Pattana Kitiarsa’s new book, Mediums, Monks and Amulets, does not so much create a new model for thinking about this challenge as it resurrects an older one with some updated glossing to provide a convincing sense of Thai Buddhism. The category of “popular Buddhism” that Pattana uses — a category long ago used by the important scholar of Thai culture, high and low, Phya Anuman Rajadhon — is not “folk Buddhism” but rather the

large-scale, cross-social spectrum of beliefs and practices — incorporating the supernatural powers of spirits, deities and magic — that have emerged out of the interplay between animism, supernaturalism, folk Brahmanism, the worship of Chinese deities and state-sponsored Theravada Buddhism.

(p. 2)

It is distinct from the folk traditions in Pattana’s reading in that it is “translocal, transreligio-cultural and transnational” (p. 2).

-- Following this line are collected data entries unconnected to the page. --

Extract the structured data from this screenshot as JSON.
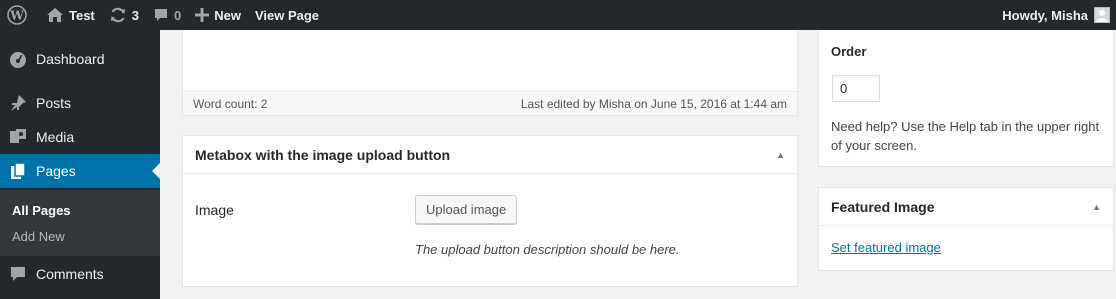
{
  "admin_bar": {
    "site_name": "Test",
    "updates_count": "3",
    "comments_count": "0",
    "new_label": "New",
    "view_page_label": "View Page",
    "greeting": "Howdy, Misha"
  },
  "sidebar": {
    "items": [
      {
        "label": "Dashboard",
        "icon": "dashboard-icon"
      },
      {
        "label": "Posts",
        "icon": "pin-icon"
      },
      {
        "label": "Media",
        "icon": "media-icon"
      },
      {
        "label": "Pages",
        "icon": "pages-icon",
        "current": true
      },
      {
        "label": "Comments",
        "icon": "comment-icon"
      }
    ],
    "submenu": [
      {
        "label": "All Pages",
        "current": true
      },
      {
        "label": "Add New"
      }
    ]
  },
  "editor": {
    "word_count": "Word count: 2",
    "last_edited": "Last edited by Misha on June 15, 2016 at 1:44 am"
  },
  "metabox": {
    "title": "Metabox with the image upload button",
    "field_label": "Image",
    "button_label": "Upload image",
    "description": "The upload button description should be here."
  },
  "page_attributes": {
    "order_label": "Order",
    "order_value": "0",
    "help_text": "Need help? Use the Help tab in the upper right of your screen."
  },
  "featured_image": {
    "title": "Featured Image",
    "link": "Set featured image"
  },
  "colors": {
    "admin_bar": "#23282d",
    "sidebar": "#23282d",
    "accent": "#0073aa",
    "background": "#f1f1f1"
  }
}
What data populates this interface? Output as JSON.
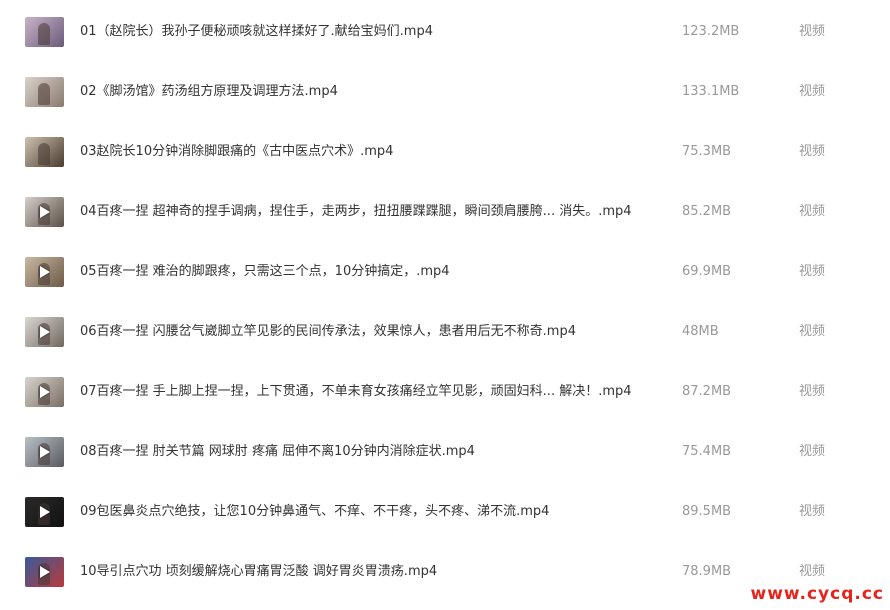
{
  "files": [
    {
      "name": "01（赵院长）我孙子便秘顽咳就这样揉好了.献给宝妈们.mp4",
      "size": "123.2MB",
      "type": "视频",
      "thumb_colors": [
        "#c9b4c8",
        "#6a5a7a"
      ],
      "play": false
    },
    {
      "name": "02《脚汤馆》药汤组方原理及调理方法.mp4",
      "size": "133.1MB",
      "type": "视频",
      "thumb_colors": [
        "#d8d2cc",
        "#8a7a6e"
      ],
      "play": false
    },
    {
      "name": "03赵院长10分钟消除脚跟痛的《古中医点穴术》.mp4",
      "size": "75.3MB",
      "type": "视频",
      "thumb_colors": [
        "#cfc2b0",
        "#4a3a30"
      ],
      "play": false
    },
    {
      "name": "04百疼一捏 超神奇的捏手调病，捏住手，走两步，扭扭腰蹀蹀腿，瞬间颈肩腰胯... 消失。.mp4",
      "size": "85.2MB",
      "type": "视频",
      "thumb_colors": [
        "#d5cfc8",
        "#5a5048"
      ],
      "play": true
    },
    {
      "name": "05百疼一捏 难治的脚跟疼，只需这三个点，10分钟搞定，.mp4",
      "size": "69.9MB",
      "type": "视频",
      "thumb_colors": [
        "#c8b8a4",
        "#6e5a46"
      ],
      "play": true
    },
    {
      "name": "06百疼一捏 闪腰岔气崴脚立竿见影的民间传承法，效果惊人，患者用后无不称奇.mp4",
      "size": "48MB",
      "type": "视频",
      "thumb_colors": [
        "#dad6d0",
        "#706860"
      ],
      "play": true
    },
    {
      "name": "07百疼一捏 手上脚上捏一捏，上下贯通，不单未育女孩痛经立竿见影，顽固妇科... 解决！.mp4",
      "size": "87.2MB",
      "type": "视频",
      "thumb_colors": [
        "#d8d4ce",
        "#7a6e64"
      ],
      "play": true
    },
    {
      "name": "08百疼一捏 肘关节篇 网球肘 疼痛 屈伸不离10分钟内消除症状.mp4",
      "size": "75.4MB",
      "type": "视频",
      "thumb_colors": [
        "#b8c0c8",
        "#5a5a60"
      ],
      "play": true
    },
    {
      "name": "09包医鼻炎点穴绝技，让您10分钟鼻通气、不痒、不干疼，头不疼、涕不流.mp4",
      "size": "89.5MB",
      "type": "视频",
      "thumb_colors": [
        "#2a2a2a",
        "#111111"
      ],
      "play": true
    },
    {
      "name": "10导引点穴功 顷刻缓解烧心胃痛胃泛酸 调好胃炎胃溃疡.mp4",
      "size": "78.9MB",
      "type": "视频",
      "thumb_colors": [
        "#3a5a9a",
        "#b83a3a"
      ],
      "play": true
    }
  ],
  "watermark": "www.cycq.cc"
}
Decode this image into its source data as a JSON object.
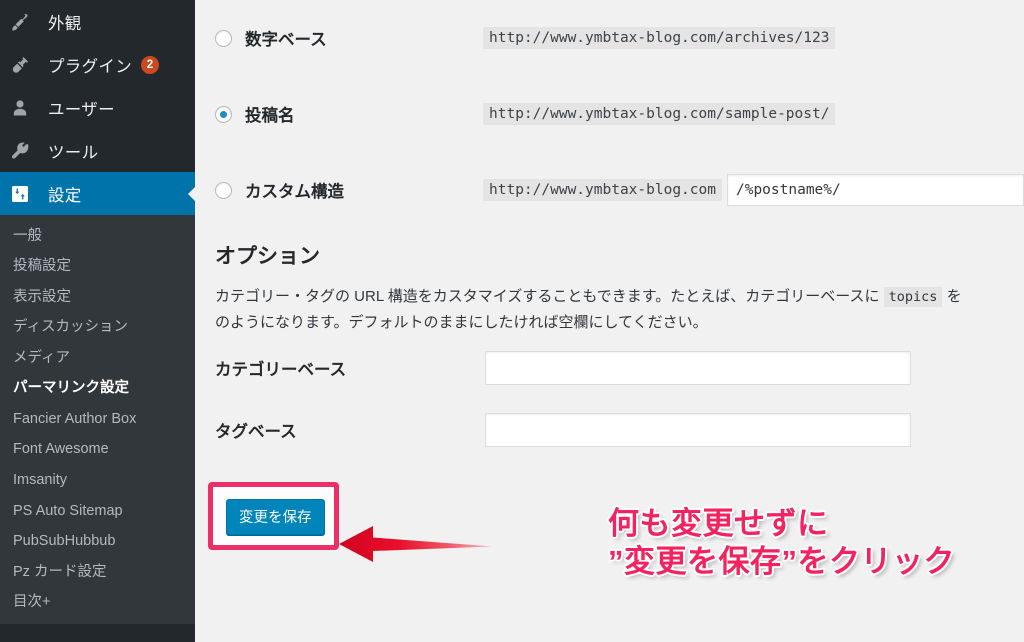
{
  "sidebar": {
    "top_items": [
      {
        "label": "外観",
        "icon": "paintbrush-icon",
        "badge": null,
        "active": false
      },
      {
        "label": "プラグイン",
        "icon": "plug-icon",
        "badge": "2",
        "active": false
      },
      {
        "label": "ユーザー",
        "icon": "user-icon",
        "badge": null,
        "active": false
      },
      {
        "label": "ツール",
        "icon": "wrench-icon",
        "badge": null,
        "active": false
      },
      {
        "label": "設定",
        "icon": "sliders-icon",
        "badge": null,
        "active": true
      }
    ],
    "submenu": [
      {
        "label": "一般",
        "current": false
      },
      {
        "label": "投稿設定",
        "current": false
      },
      {
        "label": "表示設定",
        "current": false
      },
      {
        "label": "ディスカッション",
        "current": false
      },
      {
        "label": "メディア",
        "current": false
      },
      {
        "label": "パーマリンク設定",
        "current": true
      },
      {
        "label": "Fancier Author Box",
        "current": false
      },
      {
        "label": "Font Awesome",
        "current": false
      },
      {
        "label": "Imsanity",
        "current": false
      },
      {
        "label": "PS Auto Sitemap",
        "current": false
      },
      {
        "label": "PubSubHubbub",
        "current": false
      },
      {
        "label": "Pz カード設定",
        "current": false
      },
      {
        "label": "目次+",
        "current": false
      }
    ]
  },
  "permalink": {
    "rows": [
      {
        "label": "数字ベース",
        "url": "http://www.ymbtax-blog.com/archives/123",
        "selected": false,
        "has_input": false
      },
      {
        "label": "投稿名",
        "url": "http://www.ymbtax-blog.com/sample-post/",
        "selected": true,
        "has_input": false
      },
      {
        "label": "カスタム構造",
        "url": "http://www.ymbtax-blog.com",
        "selected": false,
        "has_input": true,
        "input_value": "/%postname%/"
      }
    ]
  },
  "options": {
    "title": "オプション",
    "desc_part1": "カテゴリー・タグの URL 構造をカスタマイズすることもできます。たとえば、カテゴリーベースに ",
    "desc_code": "topics",
    "desc_part2": " を",
    "desc_line2": "のようになります。デフォルトのままにしたければ空欄にしてください。",
    "fields": [
      {
        "label": "カテゴリーベース",
        "value": "",
        "placeholder": ""
      },
      {
        "label": "タグベース",
        "value": "",
        "placeholder": ""
      }
    ]
  },
  "save": {
    "button_label": "変更を保存"
  },
  "annotation": {
    "line1": "何も変更せずに",
    "line2": "”変更を保存”をクリック",
    "text_color": "#f4225f",
    "box_color": "#ec2f67",
    "arrow_color": "#e8112d"
  }
}
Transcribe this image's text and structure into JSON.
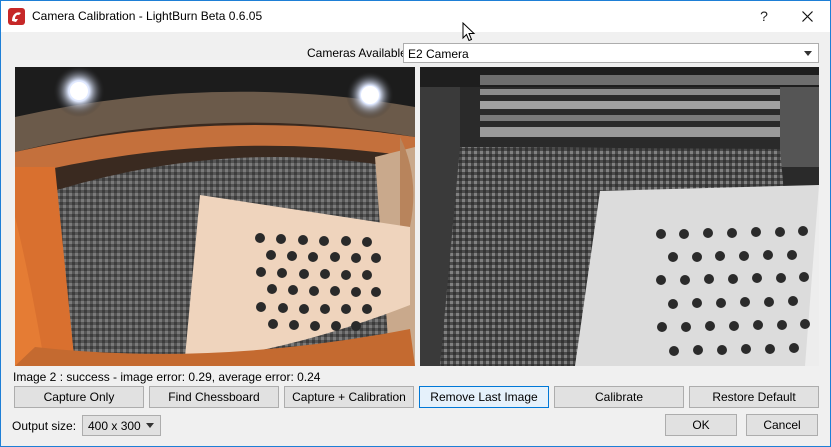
{
  "window": {
    "title": "Camera Calibration - LightBurn Beta 0.6.05",
    "help_label": "?"
  },
  "cameras": {
    "label": "Cameras Available:",
    "selected": "E2 Camera"
  },
  "status_text": "Image 2 : success - image error: 0.29, average error: 0.24",
  "actions": {
    "capture_only": "Capture Only",
    "find_chessboard": "Find Chessboard",
    "capture_calibration": "Capture + Calibration",
    "remove_last": "Remove Last Image",
    "calibrate": "Calibrate",
    "restore_default": "Restore Default"
  },
  "output": {
    "label": "Output size:",
    "selected": "400 x 300"
  },
  "dialog": {
    "ok": "OK",
    "cancel": "Cancel"
  },
  "colors": {
    "accent": "#0078d7",
    "app_icon": "#c62828"
  }
}
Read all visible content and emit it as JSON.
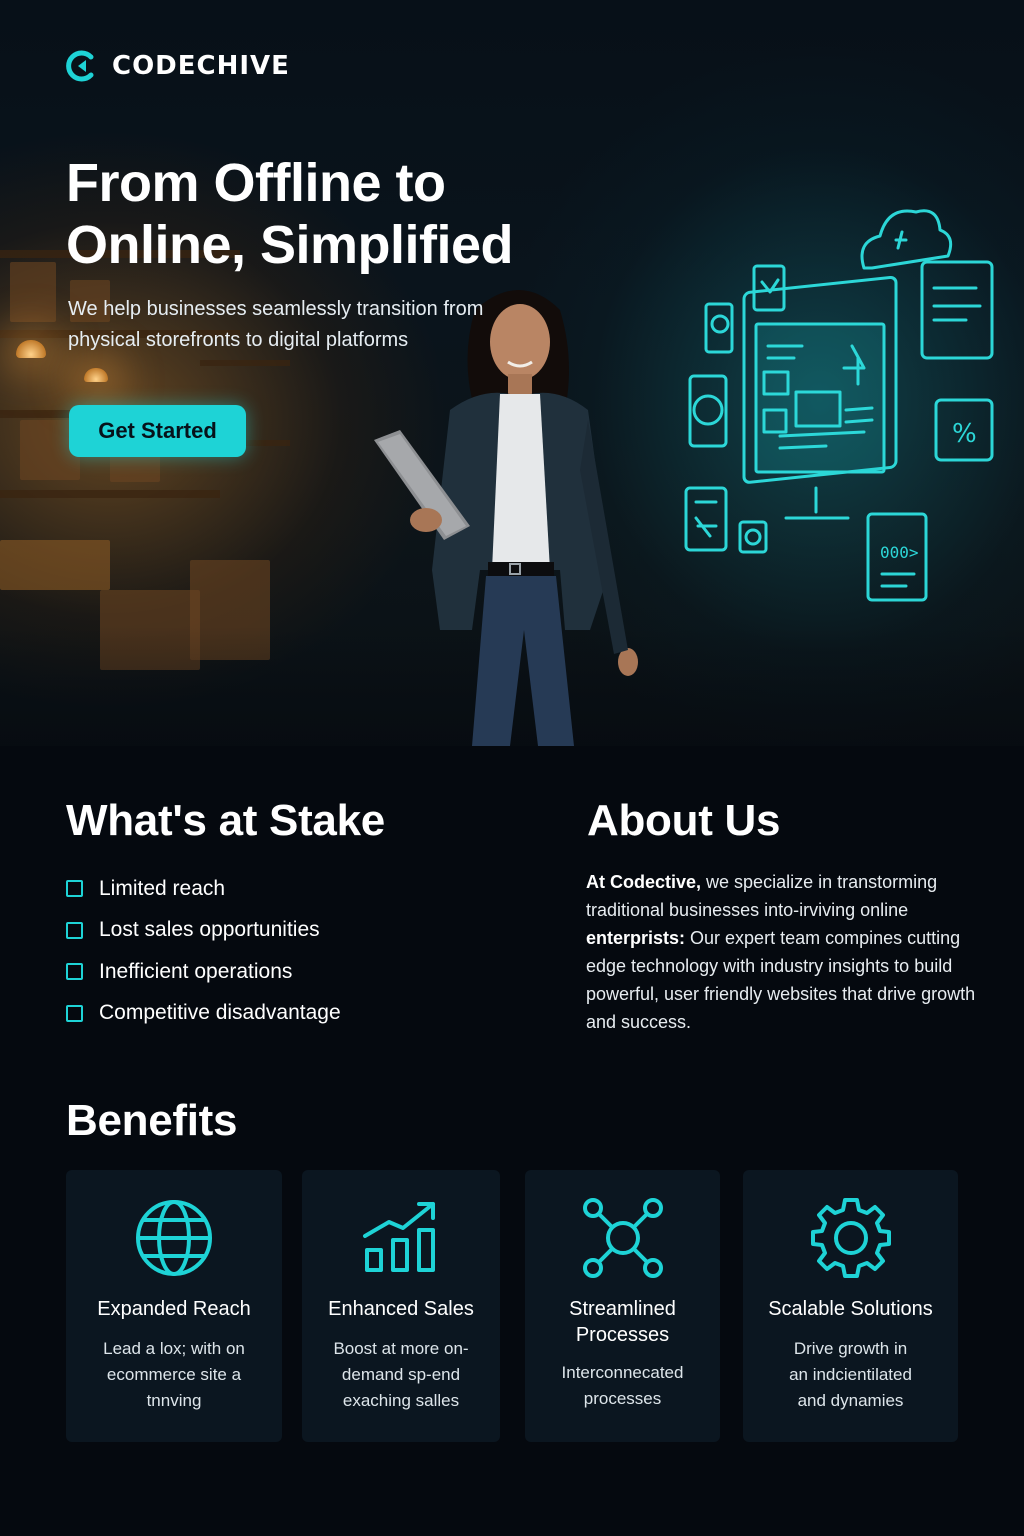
{
  "brand": {
    "name": "CODECHIVE",
    "accent": "#1ed3d6",
    "background": "#05090f"
  },
  "hero": {
    "title": "From Offline to Online, Simplified",
    "subtitle": "We help businesses seamlessly transition from physical storefronts to digital platforms",
    "cta_label": "Get Started"
  },
  "stake": {
    "heading": "What's at Stake",
    "items": [
      "Limited reach",
      "Lost sales opportunities",
      "Inefficient operations",
      "Competitive disadvantage"
    ]
  },
  "about": {
    "heading": "About Us",
    "p1_bold": "At Codective,",
    "p1": " we specialize in transtorming traditional businesses into-irviving online ",
    "p2_bold": "enterprists:",
    "p2": " Our expert team compines cutting edge technology with industry insights to build powerful, user friendly websites that drive growth and success."
  },
  "benefits": {
    "heading": "Benefits",
    "cards": [
      {
        "icon": "globe-icon",
        "title": "Expanded Reach",
        "desc": "Lead a lox; with on ecommerce site a tnnving"
      },
      {
        "icon": "growth-chart-icon",
        "title": "Enhanced Sales",
        "desc": "Boost at more on-demand sp-end exaching salles"
      },
      {
        "icon": "network-icon",
        "title": "Streamlined Processes",
        "desc": "Interconnecated processes"
      },
      {
        "icon": "gear-icon",
        "title": "Scalable Solutions",
        "desc": "Drive growth in an indcientilated and dynamies"
      }
    ]
  },
  "hologram": {
    "digit": "4",
    "percent": "%",
    "code": "000>"
  }
}
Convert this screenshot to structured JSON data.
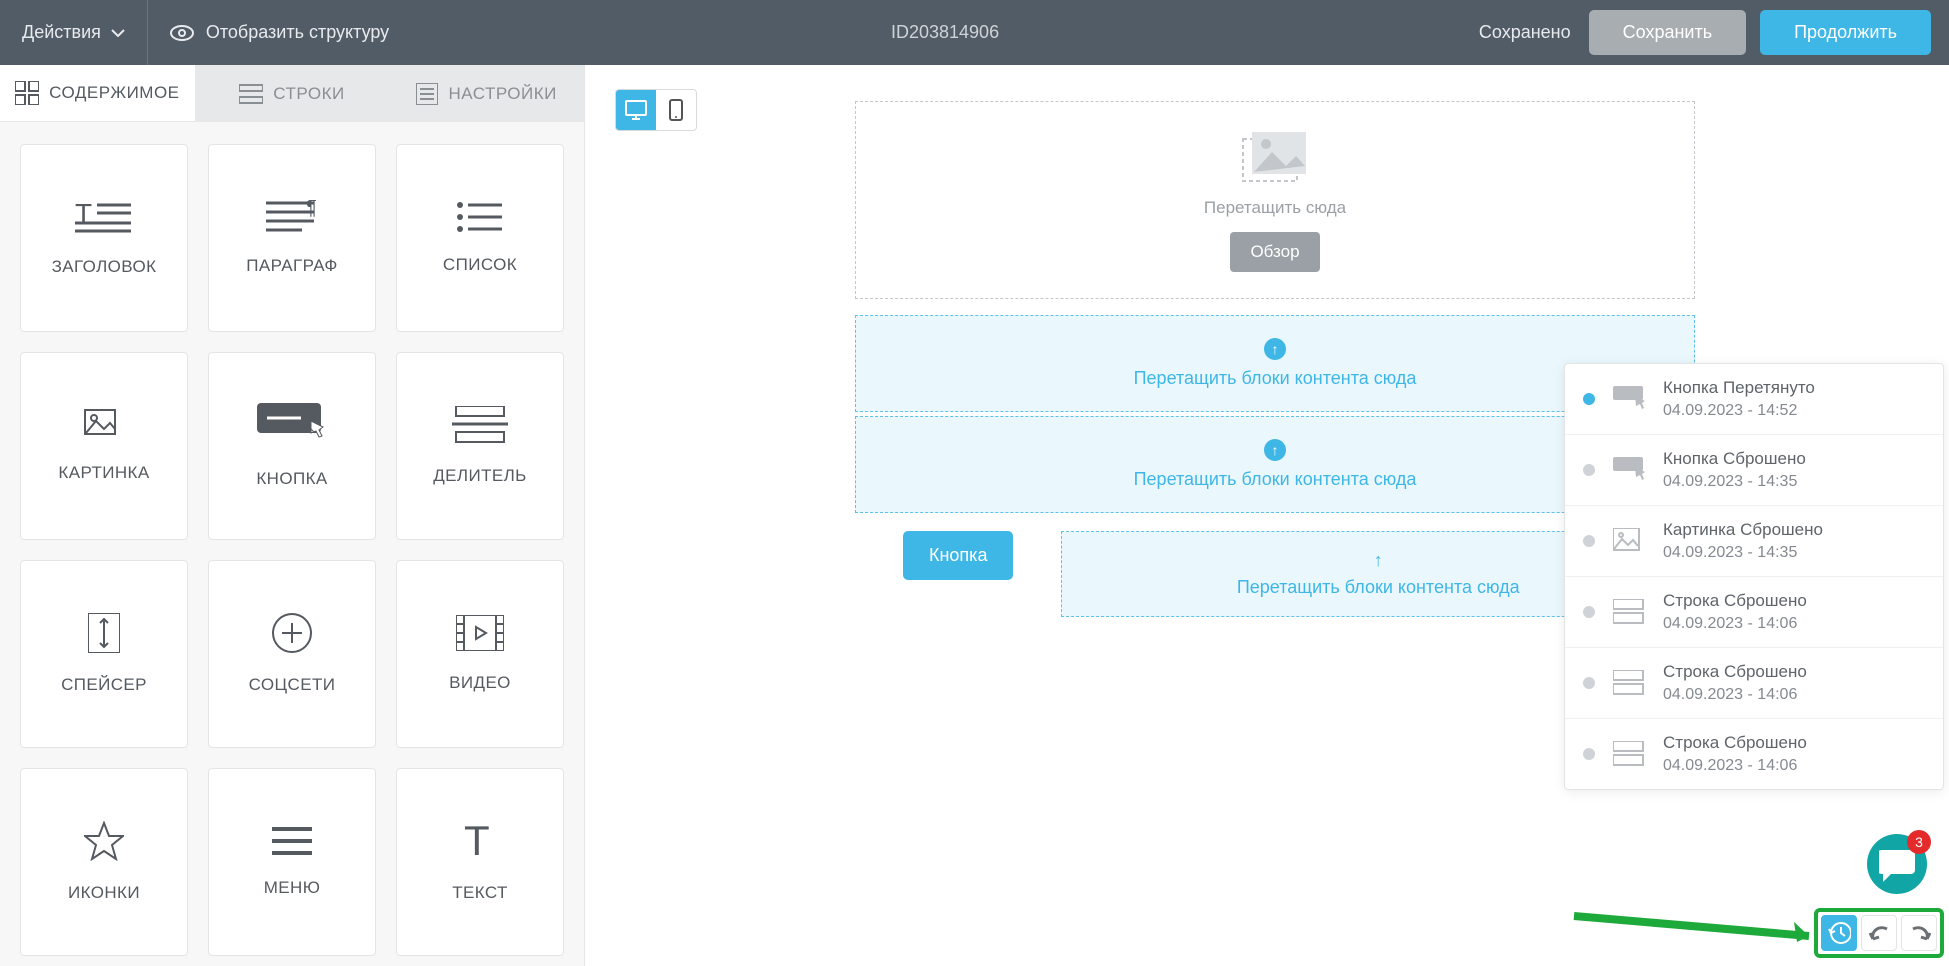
{
  "topbar": {
    "actions_label": "Действия",
    "show_structure_label": "Отобразить структуру",
    "doc_id": "ID203814906",
    "status_label": "Сохранено",
    "save_label": "Сохранить",
    "continue_label": "Продолжить"
  },
  "sidebar": {
    "tabs": {
      "content": "СОДЕРЖИМОЕ",
      "rows": "СТРОКИ",
      "settings": "НАСТРОЙКИ"
    },
    "blocks": [
      {
        "key": "heading",
        "label": "ЗАГОЛОВОК"
      },
      {
        "key": "paragraph",
        "label": "ПАРАГРАФ"
      },
      {
        "key": "list",
        "label": "СПИСОК"
      },
      {
        "key": "image",
        "label": "КАРТИНКА"
      },
      {
        "key": "button",
        "label": "КНОПКА"
      },
      {
        "key": "divider",
        "label": "ДЕЛИТЕЛЬ"
      },
      {
        "key": "spacer",
        "label": "СПЕЙСЕР"
      },
      {
        "key": "social",
        "label": "СОЦСЕТИ"
      },
      {
        "key": "video",
        "label": "ВИДЕО"
      },
      {
        "key": "icons",
        "label": "ИКОНКИ"
      },
      {
        "key": "menu",
        "label": "МЕНЮ"
      },
      {
        "key": "text",
        "label": "ТЕКСТ"
      }
    ]
  },
  "canvas": {
    "image_drop_hint": "Перетащить сюда",
    "browse_label": "Обзор",
    "content_drop_hint": "Перетащить блоки контента сюда",
    "button_element_label": "Кнопка"
  },
  "history": {
    "items": [
      {
        "icon": "button",
        "title": "Кнопка Перетянуто",
        "time": "04.09.2023 - 14:52",
        "active": true
      },
      {
        "icon": "button",
        "title": "Кнопка Сброшено",
        "time": "04.09.2023 - 14:35",
        "active": false
      },
      {
        "icon": "image",
        "title": "Картинка Сброшено",
        "time": "04.09.2023 - 14:35",
        "active": false
      },
      {
        "icon": "row",
        "title": "Строка Сброшено",
        "time": "04.09.2023 - 14:06",
        "active": false
      },
      {
        "icon": "row",
        "title": "Строка Сброшено",
        "time": "04.09.2023 - 14:06",
        "active": false
      },
      {
        "icon": "row",
        "title": "Строка Сброшено",
        "time": "04.09.2023 - 14:06",
        "active": false
      }
    ]
  },
  "chat": {
    "badge": "3"
  }
}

In some ways, Pattana’s theoretical model reads like the “lived religious [End Page 215] traditions” which have become an important part of studying religion (and in particular popular Catholic traditions) in the United States. While Pattana is not drawing explicitly on that framework, he addresses the wider concern that the study of religion (whether in religious studies or anthropology) has taken on in seeking to understand the formulation of moral subjectivities in the context of modernization. Unfortunately, while Pattana identifies extremely important aspects of religiosity in Thailand and Southeast Asia more broadly, it is not clear to me that “popular Buddhism” does what he wants it to do. Like Justin McDaniel in his recent book The Lovelorn Ghost and the Magical Monk (2011), Pattana is struggling to develop (or recuperate) a set of tools and vocabulary to explain contemporary Thai Buddhism in both clear and dynamic terms. However, also like McDaniel, it is not clear that he has effectively done so.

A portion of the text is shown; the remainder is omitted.